SARMs function similarly to anabolic steroids when building bone and muscle. They stimulate androgen receptors, which make muscles more sensitive to the effects of testosterone. Though SARMs are similar to anabolic steroids in both composition and function, they tend to be safer and put you at risk of fewer side effects.

Unlike steroids, which flood your entire system with androgens to saturate receptors, SARMs target just the bones and muscles instead of other organs. This mechanism helps to eliminate many of the health issues caused by steroids, particularly problems with the prostate, brain, and liver.

The Benefits of SARMs

While SARMs might be slightly less powerful than anabolic steroids, thanks to their targeted approach, they also have fewer side effects. You won’t have to worry as much about organ damage.

SARMs, unlike steroids, also don’t break down into dangerous base components such as Dihydrotestosterone, or DHT. An enzyme known as 5-a reductase converts testosterone into DHT, which is responsible for many common steroid side effects such as hair loss.
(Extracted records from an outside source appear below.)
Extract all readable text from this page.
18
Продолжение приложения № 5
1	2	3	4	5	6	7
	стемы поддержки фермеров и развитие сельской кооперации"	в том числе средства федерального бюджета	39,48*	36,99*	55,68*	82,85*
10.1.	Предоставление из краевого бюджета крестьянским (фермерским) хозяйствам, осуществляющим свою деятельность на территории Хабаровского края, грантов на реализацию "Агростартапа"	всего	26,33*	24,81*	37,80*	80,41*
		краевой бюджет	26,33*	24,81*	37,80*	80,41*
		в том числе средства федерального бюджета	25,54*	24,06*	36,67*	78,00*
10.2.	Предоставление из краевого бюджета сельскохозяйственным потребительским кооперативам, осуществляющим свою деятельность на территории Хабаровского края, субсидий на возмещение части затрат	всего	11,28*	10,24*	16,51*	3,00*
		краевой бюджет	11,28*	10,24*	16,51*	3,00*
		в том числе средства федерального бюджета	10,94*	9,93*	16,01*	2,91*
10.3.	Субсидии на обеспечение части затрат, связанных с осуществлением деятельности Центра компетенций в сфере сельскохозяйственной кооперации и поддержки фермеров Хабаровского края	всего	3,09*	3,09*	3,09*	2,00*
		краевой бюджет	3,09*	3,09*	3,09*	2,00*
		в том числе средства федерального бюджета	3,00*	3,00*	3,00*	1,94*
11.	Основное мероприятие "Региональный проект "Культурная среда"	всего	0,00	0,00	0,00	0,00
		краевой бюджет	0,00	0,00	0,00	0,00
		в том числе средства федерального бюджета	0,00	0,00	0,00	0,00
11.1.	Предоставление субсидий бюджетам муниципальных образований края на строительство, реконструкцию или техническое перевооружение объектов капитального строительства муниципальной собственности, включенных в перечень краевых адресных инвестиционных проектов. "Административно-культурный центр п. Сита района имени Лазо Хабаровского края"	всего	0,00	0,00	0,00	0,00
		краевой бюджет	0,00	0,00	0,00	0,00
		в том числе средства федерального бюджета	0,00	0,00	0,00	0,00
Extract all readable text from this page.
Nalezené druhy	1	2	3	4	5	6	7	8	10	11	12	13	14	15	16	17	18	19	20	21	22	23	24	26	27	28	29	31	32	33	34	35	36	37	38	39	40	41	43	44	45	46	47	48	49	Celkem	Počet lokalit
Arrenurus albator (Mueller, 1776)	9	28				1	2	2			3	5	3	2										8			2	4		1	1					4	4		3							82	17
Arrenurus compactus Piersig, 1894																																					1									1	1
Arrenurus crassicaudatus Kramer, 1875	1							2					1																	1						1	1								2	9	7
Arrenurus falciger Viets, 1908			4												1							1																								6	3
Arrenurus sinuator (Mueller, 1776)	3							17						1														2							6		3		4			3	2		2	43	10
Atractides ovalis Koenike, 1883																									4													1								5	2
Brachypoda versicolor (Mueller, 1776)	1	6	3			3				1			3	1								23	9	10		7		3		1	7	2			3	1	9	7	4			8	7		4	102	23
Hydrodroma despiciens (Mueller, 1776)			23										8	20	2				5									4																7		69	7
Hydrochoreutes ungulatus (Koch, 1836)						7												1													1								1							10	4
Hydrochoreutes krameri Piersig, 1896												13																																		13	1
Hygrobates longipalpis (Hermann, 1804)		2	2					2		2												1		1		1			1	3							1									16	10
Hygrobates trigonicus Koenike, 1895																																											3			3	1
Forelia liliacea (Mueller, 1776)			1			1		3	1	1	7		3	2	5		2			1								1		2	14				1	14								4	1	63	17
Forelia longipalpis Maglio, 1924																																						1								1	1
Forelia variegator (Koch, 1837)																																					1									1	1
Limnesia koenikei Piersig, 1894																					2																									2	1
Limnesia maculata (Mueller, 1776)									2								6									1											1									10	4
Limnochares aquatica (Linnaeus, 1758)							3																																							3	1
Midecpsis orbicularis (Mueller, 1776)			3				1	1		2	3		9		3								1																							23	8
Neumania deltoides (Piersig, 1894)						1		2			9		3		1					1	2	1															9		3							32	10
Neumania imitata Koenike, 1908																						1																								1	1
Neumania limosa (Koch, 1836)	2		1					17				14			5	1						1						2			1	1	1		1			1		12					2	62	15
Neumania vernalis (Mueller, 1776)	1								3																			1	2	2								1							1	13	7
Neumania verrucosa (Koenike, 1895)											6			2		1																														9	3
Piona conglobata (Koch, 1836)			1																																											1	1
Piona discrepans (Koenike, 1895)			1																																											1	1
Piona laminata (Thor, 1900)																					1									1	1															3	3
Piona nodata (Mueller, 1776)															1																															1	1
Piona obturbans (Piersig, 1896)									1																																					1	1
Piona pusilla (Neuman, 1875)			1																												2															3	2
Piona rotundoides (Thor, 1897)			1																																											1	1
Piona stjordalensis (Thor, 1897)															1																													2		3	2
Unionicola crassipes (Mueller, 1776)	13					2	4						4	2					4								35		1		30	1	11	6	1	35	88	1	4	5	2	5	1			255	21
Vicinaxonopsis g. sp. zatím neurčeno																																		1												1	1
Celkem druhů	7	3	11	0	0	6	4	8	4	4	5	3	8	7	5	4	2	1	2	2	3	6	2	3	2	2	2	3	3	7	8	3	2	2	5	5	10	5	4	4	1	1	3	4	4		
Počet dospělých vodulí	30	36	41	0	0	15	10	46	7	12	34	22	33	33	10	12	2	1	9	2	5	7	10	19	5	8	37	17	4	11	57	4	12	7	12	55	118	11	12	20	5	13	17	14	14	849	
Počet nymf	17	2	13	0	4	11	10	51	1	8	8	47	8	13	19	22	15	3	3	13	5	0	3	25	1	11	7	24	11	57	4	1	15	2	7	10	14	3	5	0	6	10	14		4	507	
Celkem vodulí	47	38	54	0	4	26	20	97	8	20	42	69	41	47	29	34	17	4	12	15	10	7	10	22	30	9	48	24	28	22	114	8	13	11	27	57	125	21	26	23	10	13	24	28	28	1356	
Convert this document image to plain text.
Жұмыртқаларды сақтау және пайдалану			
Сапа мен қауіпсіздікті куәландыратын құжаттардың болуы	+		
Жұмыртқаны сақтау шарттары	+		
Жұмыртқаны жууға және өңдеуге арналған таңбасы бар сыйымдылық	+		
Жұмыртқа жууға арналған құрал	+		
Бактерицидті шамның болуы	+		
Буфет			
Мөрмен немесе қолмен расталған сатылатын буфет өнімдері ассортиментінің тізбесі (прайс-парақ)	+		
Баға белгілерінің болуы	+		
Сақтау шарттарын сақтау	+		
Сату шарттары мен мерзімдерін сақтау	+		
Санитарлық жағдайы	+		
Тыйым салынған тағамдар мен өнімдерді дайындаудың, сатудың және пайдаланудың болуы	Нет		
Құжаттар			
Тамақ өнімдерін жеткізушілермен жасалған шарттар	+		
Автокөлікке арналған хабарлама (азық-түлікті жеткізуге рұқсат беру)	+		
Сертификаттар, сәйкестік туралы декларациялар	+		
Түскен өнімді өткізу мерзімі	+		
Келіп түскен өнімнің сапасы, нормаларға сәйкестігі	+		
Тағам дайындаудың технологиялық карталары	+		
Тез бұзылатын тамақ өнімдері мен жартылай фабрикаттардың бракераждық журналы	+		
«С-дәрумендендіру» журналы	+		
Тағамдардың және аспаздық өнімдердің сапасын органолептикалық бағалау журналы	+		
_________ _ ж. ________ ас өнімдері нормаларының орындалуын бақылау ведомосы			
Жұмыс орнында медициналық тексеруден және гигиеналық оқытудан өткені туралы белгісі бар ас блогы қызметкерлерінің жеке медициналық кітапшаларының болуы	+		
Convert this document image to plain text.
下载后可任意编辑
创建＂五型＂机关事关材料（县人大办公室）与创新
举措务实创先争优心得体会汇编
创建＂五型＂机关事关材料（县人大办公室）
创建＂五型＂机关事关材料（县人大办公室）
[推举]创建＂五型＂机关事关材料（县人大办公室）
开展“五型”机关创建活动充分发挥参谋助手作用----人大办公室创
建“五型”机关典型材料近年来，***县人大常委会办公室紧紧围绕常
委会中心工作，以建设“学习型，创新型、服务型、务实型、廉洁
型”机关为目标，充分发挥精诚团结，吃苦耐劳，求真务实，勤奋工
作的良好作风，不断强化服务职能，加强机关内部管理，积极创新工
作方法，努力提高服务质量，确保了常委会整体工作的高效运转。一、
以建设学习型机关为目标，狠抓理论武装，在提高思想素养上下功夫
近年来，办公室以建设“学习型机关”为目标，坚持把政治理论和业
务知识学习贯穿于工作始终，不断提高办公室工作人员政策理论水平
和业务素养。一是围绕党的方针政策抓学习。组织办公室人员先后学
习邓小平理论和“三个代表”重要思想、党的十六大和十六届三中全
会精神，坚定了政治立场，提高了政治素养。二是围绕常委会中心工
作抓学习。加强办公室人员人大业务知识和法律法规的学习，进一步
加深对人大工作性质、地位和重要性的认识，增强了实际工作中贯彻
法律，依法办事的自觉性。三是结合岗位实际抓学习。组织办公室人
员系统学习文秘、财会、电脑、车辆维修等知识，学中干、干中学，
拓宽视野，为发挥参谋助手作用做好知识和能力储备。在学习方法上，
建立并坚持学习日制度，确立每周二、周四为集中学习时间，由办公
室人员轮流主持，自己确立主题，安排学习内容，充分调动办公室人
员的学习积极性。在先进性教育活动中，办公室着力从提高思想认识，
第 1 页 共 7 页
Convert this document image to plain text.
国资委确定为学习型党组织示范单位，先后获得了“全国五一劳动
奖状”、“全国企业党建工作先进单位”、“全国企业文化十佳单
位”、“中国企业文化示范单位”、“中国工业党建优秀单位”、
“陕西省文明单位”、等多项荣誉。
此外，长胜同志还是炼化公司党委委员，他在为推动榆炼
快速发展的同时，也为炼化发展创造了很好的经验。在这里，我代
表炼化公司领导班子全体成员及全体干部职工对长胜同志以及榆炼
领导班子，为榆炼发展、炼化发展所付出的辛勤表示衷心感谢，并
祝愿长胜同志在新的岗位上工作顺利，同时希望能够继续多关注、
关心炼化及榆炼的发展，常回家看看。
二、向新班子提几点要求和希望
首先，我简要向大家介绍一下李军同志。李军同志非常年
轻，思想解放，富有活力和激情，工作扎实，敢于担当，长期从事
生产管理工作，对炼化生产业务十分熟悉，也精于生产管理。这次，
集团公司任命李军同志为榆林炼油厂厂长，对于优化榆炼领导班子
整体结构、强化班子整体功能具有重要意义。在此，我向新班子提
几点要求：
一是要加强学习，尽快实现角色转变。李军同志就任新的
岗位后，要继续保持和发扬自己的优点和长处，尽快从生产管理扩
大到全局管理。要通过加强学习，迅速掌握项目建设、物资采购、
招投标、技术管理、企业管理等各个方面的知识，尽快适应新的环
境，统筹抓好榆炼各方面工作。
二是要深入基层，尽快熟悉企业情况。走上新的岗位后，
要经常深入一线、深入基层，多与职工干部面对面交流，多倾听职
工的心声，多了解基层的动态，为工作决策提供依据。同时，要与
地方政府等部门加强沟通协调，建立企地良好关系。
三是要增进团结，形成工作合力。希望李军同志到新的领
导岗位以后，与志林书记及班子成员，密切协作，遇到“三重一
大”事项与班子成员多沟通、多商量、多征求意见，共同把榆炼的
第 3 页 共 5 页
SARMs are also resistant to aromatase, an enzyme that converts newly high levels of testosterone into estrogen. This lowers men’s chances of developing breast tissue as a result of use. SARMs are also less likely to cause water retention.

The Risks of SARMs

Though many bodybuilders are beginning to recognize the potential of SARMs, they have yet to be approved for medical use. Currently, you can only find SARMs sold as “research chemicals.” However, clinical testing is currently underway to determine the safety and efficacy of the supplement.

SARMs are currently prohibited in the professional athletic arena. The World Anti-Doping Agency (WADA) banned the substance in 2008 due to its potential for misuse, and that ban has not yet been lifted.

While SARMs have fewer unwanted side effects than steroids, they still carry with them a risk. There isn’t a lot of data on the safety of common compounds, and scientists don’t know much about the effects of long-term use. Possible side effects are similar to those of anabolic steroids and include:

  • Reduced testosterone production
  • Acne and oily skin
  • A low sperm count
  • Elevated blood pressure and cholesterol levels
  • Heart problems
  • Liver disease
  • Permanent hair loss

Before taking any new supplement, always do your research first and talk to your doctor. You’ll be able to find out more about the potential risks for your body, including those related to genetic conditions, current medications, and lifestyle factors.